Murphy recounts his tumultuous childhood in New York City and travels to his birthplace in Wales in a memoir interspersed with his poetry.
In a preface, the author notes that writing “helped me rise from the ashes and give it another go.” Via second-person narration, he shares his life story: Murphy’s American father, Eddie, met the author’s mother, Thelma, whose family operated the Windsor Castle Hotel (“neither a castle nor a hotel, but a run-down pub in Newport, a run-down city in South Wales”), when he was stationed abroad during World War II. The couple settled in New York City, but Thelma was unhappy, per Murphy, who recalls her behavior through his child’s-eye view.
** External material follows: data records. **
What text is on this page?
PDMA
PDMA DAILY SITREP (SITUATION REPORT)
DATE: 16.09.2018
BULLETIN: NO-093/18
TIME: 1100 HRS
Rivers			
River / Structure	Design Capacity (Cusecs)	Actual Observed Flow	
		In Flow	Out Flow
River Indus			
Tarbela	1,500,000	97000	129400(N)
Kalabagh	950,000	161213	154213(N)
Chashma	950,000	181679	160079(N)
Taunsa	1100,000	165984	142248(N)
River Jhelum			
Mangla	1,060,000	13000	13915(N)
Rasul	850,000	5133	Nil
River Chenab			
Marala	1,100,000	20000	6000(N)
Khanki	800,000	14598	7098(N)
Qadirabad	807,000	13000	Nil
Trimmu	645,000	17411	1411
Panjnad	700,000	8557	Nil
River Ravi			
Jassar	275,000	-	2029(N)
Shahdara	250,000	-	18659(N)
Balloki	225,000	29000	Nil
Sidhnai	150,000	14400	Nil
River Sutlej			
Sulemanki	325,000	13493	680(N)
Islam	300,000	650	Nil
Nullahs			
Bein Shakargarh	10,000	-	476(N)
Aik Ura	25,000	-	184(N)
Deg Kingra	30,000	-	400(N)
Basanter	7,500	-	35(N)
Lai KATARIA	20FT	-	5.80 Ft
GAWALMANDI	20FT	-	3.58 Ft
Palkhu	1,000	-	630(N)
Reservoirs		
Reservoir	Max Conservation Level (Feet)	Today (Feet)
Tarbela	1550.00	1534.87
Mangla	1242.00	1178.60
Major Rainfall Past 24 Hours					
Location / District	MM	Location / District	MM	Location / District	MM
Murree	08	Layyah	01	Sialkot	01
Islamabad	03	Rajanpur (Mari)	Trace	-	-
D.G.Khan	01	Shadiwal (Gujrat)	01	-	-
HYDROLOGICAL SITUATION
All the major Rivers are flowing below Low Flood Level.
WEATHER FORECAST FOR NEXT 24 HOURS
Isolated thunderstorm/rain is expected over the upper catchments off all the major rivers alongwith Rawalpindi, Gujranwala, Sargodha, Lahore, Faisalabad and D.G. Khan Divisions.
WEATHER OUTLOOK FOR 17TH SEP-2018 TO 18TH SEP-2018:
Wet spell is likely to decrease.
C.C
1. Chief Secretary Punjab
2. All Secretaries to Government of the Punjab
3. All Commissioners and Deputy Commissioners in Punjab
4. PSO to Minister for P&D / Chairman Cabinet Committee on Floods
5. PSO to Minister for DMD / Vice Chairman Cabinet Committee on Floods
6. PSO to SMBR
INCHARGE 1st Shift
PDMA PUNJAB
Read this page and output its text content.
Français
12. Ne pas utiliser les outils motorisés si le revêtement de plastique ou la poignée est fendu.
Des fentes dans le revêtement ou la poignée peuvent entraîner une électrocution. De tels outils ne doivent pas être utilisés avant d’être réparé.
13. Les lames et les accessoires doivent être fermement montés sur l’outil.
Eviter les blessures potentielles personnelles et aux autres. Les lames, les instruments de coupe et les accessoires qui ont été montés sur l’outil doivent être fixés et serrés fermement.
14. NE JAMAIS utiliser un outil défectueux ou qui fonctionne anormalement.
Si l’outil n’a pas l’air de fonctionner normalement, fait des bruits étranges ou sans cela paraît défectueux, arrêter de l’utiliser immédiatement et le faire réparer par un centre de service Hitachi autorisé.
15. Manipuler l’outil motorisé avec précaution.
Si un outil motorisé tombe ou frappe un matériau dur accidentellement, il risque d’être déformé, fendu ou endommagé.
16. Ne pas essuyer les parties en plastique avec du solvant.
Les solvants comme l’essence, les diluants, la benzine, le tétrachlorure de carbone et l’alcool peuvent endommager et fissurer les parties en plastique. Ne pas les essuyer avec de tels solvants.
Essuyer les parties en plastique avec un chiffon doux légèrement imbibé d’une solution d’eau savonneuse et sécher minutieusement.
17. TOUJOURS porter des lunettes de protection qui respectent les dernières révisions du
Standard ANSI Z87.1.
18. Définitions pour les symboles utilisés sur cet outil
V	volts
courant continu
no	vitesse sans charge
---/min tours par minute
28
The author and his brother were sent off to a brutal Catholic boarding school, then returned to live with Eddie, who remarried following Thelma’s death when Murphy was 7. The author started writing poetry at age 15—also the age he started drinking. Blackouts contributed to bungled jobs and failed attempts at college. Murphy landed a job managing a nightclub and got involved with an unstable go-go dancer, from whom he fled by taking an extended trip to Wales upon turning 21. There, the author learned more about Thelma and embraced the Baha’i faith, which helped point the way toward sobriety and a career as a writer and educator. Murphy, the founder of the writing institute that bears his name at New Jersey’s Stockton University, marvelously deploys the “you” voice to convey disassociation and gallows humor of his coming of age and addiction-recovery journey; here, he describes his relationship with the dancer: “You become an item. A broken item, but an item, nonetheless.” While the book has heartbreak aplenty, including inappropriate “wrestling” with a priest and Eddie’s later-in-life bombshell revelations about Thelma, this memoir also joyfully celebrates the power of poetry—Murphy shares his discovery of Wordsworth’s work and includes a selection of his own expressive poems.
Evocative observations and relatable struggles characterize this poetic remembrance.